Big data analytics is the process of examining large data sets containing a variety of data types — i.e., big data — to uncover hidden patterns, unknown correlations, market trends, customer preferences and other useful business information. The analytical findings can lead to more effective marketing, new revenue opportunities, better customer service, improved operational efficiency, competitive advantages over rival organizations and other business benefits.
Before talking about big data analytics, a few terms will be explained and defined to understand this concept. Starting from the basics, statistics is using numbers to quantify the data. Data mining is using statistics and programming languages to find patterns hidden in the data. Machine learning uses data mining to build models to predict future outcomes. Artificial intelligence uses models built by machine learning to make machines act in an intelligent way like playing a game or driving a car (e.g., IBM’s Watson supercomputer and the driverless car by Google). Big data analytics is the process of studying big data to uncover hidden patterns and correlations to make better decisions using technologies like NoSQL databases, Hadoop, and MapReduce. The main goal of big data analytics is to help organizations make better business decisions.

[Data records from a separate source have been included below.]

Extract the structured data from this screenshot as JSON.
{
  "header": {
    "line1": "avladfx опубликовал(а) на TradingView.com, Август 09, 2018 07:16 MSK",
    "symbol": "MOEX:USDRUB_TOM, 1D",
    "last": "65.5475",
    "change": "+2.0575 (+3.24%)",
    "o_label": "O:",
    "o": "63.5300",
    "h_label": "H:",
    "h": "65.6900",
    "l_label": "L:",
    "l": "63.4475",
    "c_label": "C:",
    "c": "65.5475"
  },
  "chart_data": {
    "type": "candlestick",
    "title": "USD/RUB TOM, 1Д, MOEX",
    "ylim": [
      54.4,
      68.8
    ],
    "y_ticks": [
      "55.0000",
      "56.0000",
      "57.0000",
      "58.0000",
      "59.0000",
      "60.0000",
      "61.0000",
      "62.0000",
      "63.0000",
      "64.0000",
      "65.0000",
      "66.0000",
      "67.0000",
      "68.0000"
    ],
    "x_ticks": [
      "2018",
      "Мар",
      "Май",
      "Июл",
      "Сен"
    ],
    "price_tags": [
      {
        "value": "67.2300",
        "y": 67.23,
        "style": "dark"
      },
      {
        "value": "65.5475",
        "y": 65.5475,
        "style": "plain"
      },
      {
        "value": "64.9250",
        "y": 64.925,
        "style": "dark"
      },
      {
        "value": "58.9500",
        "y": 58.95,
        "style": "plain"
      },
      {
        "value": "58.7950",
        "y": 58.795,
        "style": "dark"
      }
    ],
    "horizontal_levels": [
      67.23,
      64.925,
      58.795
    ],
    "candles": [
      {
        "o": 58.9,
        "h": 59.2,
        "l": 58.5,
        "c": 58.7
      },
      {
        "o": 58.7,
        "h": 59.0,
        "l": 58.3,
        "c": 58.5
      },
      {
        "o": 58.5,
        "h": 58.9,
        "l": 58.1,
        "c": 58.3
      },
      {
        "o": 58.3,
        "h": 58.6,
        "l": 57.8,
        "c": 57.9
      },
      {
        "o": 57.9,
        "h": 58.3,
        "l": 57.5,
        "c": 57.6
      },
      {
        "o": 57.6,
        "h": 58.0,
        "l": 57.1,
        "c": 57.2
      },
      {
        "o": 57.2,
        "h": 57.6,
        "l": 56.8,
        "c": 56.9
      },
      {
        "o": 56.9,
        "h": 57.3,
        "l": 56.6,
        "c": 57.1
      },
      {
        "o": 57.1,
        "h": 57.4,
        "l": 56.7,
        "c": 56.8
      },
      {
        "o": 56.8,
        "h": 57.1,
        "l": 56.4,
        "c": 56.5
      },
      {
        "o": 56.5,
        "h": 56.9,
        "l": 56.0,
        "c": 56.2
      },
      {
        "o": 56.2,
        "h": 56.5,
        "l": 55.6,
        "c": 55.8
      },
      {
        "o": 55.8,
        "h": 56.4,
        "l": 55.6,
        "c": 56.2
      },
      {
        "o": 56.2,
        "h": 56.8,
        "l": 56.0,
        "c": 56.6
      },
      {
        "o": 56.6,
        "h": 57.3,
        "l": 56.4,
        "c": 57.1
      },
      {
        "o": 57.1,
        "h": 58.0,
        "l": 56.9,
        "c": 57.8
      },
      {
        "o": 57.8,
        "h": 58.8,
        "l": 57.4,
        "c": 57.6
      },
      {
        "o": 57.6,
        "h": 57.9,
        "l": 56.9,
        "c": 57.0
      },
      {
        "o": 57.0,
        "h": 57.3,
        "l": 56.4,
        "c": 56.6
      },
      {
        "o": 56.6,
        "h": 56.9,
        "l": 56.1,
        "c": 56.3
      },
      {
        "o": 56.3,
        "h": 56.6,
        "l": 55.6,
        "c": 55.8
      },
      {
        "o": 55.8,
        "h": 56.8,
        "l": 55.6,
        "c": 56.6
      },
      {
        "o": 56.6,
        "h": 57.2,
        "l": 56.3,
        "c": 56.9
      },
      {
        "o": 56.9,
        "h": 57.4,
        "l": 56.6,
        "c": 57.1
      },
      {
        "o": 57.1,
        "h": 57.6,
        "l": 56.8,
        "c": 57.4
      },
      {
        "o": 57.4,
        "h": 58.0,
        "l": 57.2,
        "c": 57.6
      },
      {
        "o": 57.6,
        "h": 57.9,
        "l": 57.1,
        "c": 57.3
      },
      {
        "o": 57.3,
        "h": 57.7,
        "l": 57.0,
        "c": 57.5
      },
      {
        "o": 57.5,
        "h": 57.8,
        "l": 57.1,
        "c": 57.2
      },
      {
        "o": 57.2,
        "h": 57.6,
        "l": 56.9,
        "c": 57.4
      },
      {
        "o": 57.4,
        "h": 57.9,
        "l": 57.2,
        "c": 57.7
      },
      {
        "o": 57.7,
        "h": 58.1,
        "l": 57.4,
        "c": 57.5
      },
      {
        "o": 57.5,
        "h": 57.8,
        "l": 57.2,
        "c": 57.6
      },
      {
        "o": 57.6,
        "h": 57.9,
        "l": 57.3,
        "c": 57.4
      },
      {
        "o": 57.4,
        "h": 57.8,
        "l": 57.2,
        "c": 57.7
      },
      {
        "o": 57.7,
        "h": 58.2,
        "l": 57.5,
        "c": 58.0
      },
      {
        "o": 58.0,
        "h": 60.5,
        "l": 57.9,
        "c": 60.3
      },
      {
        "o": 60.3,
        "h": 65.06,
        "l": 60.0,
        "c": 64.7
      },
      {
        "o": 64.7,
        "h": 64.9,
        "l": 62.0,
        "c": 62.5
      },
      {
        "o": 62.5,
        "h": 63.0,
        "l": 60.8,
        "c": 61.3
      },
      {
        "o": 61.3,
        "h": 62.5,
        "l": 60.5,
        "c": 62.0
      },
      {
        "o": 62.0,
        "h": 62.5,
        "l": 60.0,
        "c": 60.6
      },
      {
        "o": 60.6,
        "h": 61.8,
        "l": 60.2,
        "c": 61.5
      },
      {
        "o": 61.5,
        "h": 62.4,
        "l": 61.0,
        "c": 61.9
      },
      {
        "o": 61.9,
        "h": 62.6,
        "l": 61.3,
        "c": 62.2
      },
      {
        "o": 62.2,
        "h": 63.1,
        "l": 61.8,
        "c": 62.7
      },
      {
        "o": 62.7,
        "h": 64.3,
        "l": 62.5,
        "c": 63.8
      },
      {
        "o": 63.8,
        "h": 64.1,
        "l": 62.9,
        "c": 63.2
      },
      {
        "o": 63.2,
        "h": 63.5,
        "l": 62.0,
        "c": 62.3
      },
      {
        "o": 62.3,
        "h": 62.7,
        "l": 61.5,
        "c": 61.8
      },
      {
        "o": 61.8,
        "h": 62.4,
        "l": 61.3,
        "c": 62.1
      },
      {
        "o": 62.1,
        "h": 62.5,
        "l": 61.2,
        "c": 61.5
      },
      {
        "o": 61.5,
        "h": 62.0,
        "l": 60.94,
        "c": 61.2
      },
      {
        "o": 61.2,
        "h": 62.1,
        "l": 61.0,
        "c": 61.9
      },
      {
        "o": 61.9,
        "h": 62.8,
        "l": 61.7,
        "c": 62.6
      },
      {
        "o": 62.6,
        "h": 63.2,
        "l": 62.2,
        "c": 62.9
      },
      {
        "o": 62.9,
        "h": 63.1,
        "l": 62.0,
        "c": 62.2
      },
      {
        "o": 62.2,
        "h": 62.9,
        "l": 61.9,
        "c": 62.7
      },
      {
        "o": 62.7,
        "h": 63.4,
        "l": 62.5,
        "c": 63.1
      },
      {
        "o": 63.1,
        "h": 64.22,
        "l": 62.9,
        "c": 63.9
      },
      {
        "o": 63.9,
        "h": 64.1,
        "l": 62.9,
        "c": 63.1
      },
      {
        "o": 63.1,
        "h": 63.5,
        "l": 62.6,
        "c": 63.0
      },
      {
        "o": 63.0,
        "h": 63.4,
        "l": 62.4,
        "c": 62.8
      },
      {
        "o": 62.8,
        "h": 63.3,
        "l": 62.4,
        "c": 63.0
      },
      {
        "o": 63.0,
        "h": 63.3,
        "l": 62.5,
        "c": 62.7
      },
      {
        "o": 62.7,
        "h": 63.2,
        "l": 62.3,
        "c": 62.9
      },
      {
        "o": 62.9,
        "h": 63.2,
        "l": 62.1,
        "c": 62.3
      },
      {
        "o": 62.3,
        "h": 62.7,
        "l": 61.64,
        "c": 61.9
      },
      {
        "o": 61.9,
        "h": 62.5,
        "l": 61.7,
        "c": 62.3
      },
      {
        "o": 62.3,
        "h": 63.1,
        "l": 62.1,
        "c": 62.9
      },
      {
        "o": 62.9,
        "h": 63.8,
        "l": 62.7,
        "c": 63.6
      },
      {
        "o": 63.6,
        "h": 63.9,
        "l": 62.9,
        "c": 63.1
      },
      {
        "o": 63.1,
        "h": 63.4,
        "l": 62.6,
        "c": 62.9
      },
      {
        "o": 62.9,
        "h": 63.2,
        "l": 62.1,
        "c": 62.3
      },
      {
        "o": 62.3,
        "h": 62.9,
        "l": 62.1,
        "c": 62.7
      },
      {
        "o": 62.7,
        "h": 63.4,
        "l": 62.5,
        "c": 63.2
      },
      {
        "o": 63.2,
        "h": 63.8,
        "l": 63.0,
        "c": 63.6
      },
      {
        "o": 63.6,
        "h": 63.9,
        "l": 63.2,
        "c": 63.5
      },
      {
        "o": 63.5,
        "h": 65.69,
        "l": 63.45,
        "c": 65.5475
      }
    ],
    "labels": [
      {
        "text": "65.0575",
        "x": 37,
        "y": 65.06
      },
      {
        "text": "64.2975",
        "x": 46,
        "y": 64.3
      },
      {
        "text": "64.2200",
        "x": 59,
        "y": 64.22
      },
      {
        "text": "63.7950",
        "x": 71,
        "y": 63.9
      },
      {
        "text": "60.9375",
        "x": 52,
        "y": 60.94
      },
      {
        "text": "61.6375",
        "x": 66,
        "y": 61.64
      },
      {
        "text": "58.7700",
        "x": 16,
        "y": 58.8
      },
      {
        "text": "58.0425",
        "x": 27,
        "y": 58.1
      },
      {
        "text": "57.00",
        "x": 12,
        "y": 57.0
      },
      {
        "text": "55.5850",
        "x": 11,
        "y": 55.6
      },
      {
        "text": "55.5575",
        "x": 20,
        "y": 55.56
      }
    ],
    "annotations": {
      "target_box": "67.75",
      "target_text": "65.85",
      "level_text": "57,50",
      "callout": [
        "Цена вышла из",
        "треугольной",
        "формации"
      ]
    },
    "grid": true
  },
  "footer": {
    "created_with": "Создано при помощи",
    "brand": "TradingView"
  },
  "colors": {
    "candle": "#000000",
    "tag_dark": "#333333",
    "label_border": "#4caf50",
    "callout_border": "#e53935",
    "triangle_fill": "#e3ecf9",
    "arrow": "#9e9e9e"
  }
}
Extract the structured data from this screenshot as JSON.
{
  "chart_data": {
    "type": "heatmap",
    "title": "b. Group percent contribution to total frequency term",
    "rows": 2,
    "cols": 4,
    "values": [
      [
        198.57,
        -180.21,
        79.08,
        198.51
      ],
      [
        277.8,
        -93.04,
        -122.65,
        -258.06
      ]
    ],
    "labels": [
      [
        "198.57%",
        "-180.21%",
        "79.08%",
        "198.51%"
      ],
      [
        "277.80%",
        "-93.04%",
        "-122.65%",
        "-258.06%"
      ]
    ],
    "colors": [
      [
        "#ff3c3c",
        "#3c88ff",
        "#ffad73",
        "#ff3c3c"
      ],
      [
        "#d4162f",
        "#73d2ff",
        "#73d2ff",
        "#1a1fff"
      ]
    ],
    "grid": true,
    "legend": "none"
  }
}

The next question: what is the difference between business intelligence (BI) and big data analytics? BI is a reactive ad hoc analysis approach looking at the past, while big data analytics is a proactive approach to extract the relevant info, and analyze it to make businesses focus on the future.
As far back as 2001, industry analyst Doug Laney (currently with Gartner) articulated the now-mainstream definition of big data as the Three Vs: volume, velocity, and variety.
Volume. Unstructured data streaming in from social media. Increasing amounts of sensor and machine-to-machine data being collected.
Velocity. Data is streaming in at unprecedented speed and must be dealt with in a timely manner.
Variety. Data today comes in all types of formats—structured, numeric data in traditional databases. Information created from line-of-business applications.
Big data analytics appeal to businesses by offering savings on three essential levels of any business, namely: time, money, people—reduction in time of processing data translated to saving money and the use of fewer resources to present the data for better decisions. For example, $37,000 for a traditional relational database, $5,000 for a database appliance, and only $2,000 for a Hadoop cluster (Paul Barth at NewVantage Partners supplied these cost figures).
Analytics 3.0 is the new wave of big data analytics, compared to Analytics 1.0, which is BI , and Analytics 2.0, which is used by online companies only (Google, Yahoo, Facebook, etc.). Analytics 3.0 is a new resolve to apply powerful data-gathering and analysis methods not just to a company’s operations but also to its offerings—to embed data smartness into the products and services customers buy.
Some of the attributes defining Analytics 3.0:
The most important trait is that not only online firms, but virtually any type of firm in any industry, can participate in the data-driven economy.
Multiple data types: Organizations are combining large and small volumes of data, internal and external sources, and structured and unstructured formats to yield new insights in predictive and prescriptive models.
A new set of integration options: database appliances, Hadoop clusters, SQL-to-Hadoop environments.
Technologies and methods are much faster: Big data technologies include a variety of hardware/software architectures, including clustered parallel servers using Hadoop/MapReduce, in-memory analytics, in-database processing, and so forth. All of these technologies are considerably faster than previous generations.
Integrated and embedded: built into consumer-oriented products and features.
Data science/analytics/IT teams will work together.
Chief analytics officers are new leadership positions.
Prescriptive analytics: There have always been three types of analytics: descriptive, that report on the past; predictive, that use models based on past data to predict the future; and prescriptive, that use models to specify optimal behaviors and actions. Analytics 3.0 includes all types, but there is an increased emphasis on prescriptive analytics.
Late last year Google announced acquisition of Nest (smart home devices), a source of massive data from homes all over the United States, confirming the direction of Analytics 3.0 by an online company at the leading edge of Analytics 2.0.